Finite Mixture Modeling with Riemannian Gaussian Distributions on Hyperbolic Space

TL;DR

This paper introduces finite mixture models using Riemannian Gaussian distributions on hyperbolic space, with algorithms for estimation and clustering, supported by theoretical analysis and simulations.

Contribution

It develops the first finite mixture modeling framework with Riemannian Gaussian distributions on hyperbolic space, including EM algorithms and theoretical guarantees.

Findings

Accurate weighted estimation demonstrated in simulations

Reliable mixture recovery shown in experiments

Effective model selection and computational savings achieved

Abstract

Hyperbolic space is increasingly used for hierarchical, tree-like, and network-structured data, but likelihood-based density modeling on hyperbolic space remains relatively limited. This paper develops finite mixture modeling with isotropic Riemannian Gaussian distributions on hyperbolic space under the hyperboloid model.
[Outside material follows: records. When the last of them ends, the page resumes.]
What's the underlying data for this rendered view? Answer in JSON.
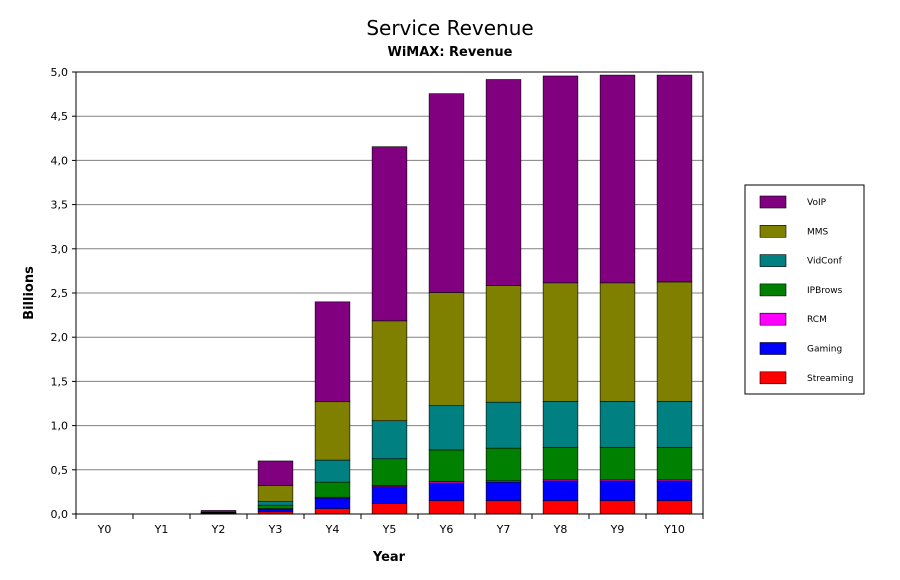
{
  "chart_data": {
    "type": "bar",
    "stacked": true,
    "title": "Service Revenue",
    "subtitle": "WiMAX: Revenue",
    "xlabel": "Year",
    "ylabel": "Billions",
    "ylim": [
      0,
      5
    ],
    "yticks": [
      "0,0",
      "0,5",
      "1,0",
      "1,5",
      "2,0",
      "2,5",
      "3,0",
      "3,5",
      "4,0",
      "4,5",
      "5,0"
    ],
    "grid": true,
    "legend_position": "right",
    "categories": [
      "Y0",
      "Y1",
      "Y2",
      "Y3",
      "Y4",
      "Y5",
      "Y6",
      "Y7",
      "Y8",
      "Y9",
      "Y10"
    ],
    "series": [
      {
        "name": "Streaming",
        "color": "#ff0000",
        "values": [
          0,
          0,
          0.003,
          0.025,
          0.06,
          0.12,
          0.15,
          0.15,
          0.15,
          0.15,
          0.15
        ]
      },
      {
        "name": "Gaming",
        "color": "#0000ff",
        "values": [
          0,
          0,
          0.003,
          0.03,
          0.12,
          0.19,
          0.2,
          0.21,
          0.22,
          0.22,
          0.22
        ]
      },
      {
        "name": "RCM",
        "color": "#ff00ff",
        "values": [
          0,
          0,
          0.001,
          0.005,
          0.01,
          0.015,
          0.015,
          0.015,
          0.015,
          0.015,
          0.015
        ]
      },
      {
        "name": "IPBrows",
        "color": "#008000",
        "values": [
          0,
          0,
          0.003,
          0.04,
          0.17,
          0.3,
          0.36,
          0.37,
          0.37,
          0.37,
          0.37
        ]
      },
      {
        "name": "VidConf",
        "color": "#008080",
        "values": [
          0,
          0,
          0.003,
          0.04,
          0.25,
          0.43,
          0.5,
          0.52,
          0.52,
          0.52,
          0.52
        ]
      },
      {
        "name": "MMS",
        "color": "#808000",
        "values": [
          0,
          0,
          0.007,
          0.18,
          0.66,
          1.13,
          1.28,
          1.32,
          1.34,
          1.34,
          1.35
        ]
      },
      {
        "name": "VoIP",
        "color": "#800080",
        "values": [
          0,
          0,
          0.02,
          0.28,
          1.13,
          1.97,
          2.25,
          2.33,
          2.34,
          2.35,
          2.34
        ]
      }
    ]
  }
}
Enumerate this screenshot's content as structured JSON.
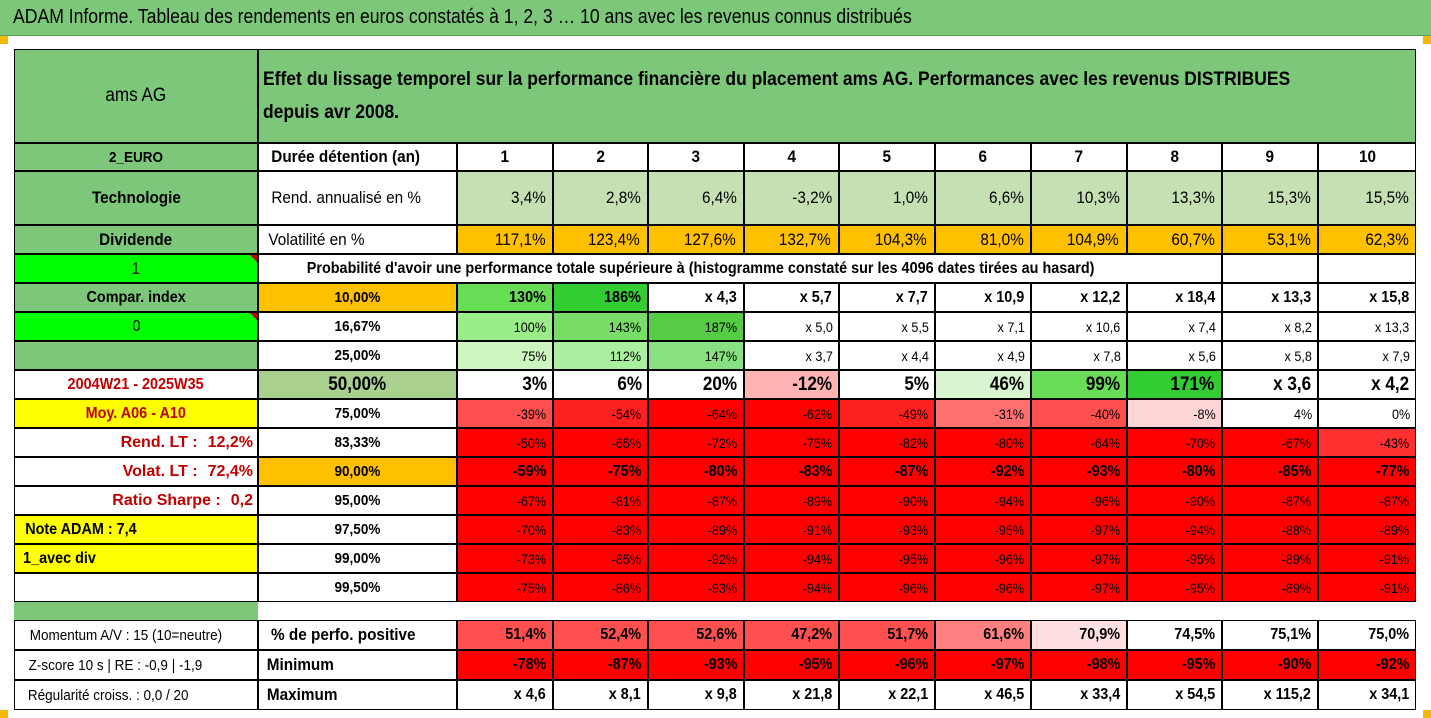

We derive the density, radial normalizing constant, and a finite-sum representation involving the complementary error function. We then formulate weighted maximum likelihood estimation, which is the fundamental subproblem in mixture fitting: the location estimator is the weighted Fr\'{e}chet mean, while the inverse-scale estimator is obtained from a one-dimensional strictly convex profile problem. For finite mixtures, we derive exact EM and generalized EM algorithms. The generalized version replaces exact barycenter solves with truncated hyperbolic majorization-minimization updates. We establish existence and uniqueness of the weighted single-component estimator, singularity of the unrestricted mixture likelihood, existence of a constrained mixture estimator, and monotonicity properties of the EM-type algorithms. Simulations show accurate weighted estimation, reliable mixture recovery, effective model selection, and substantial computational savings from generalized EM. Real network examples based on hyperbolic embeddings illustrate the method as an exploratory likelihood-based clustering tool for non-Euclidean data.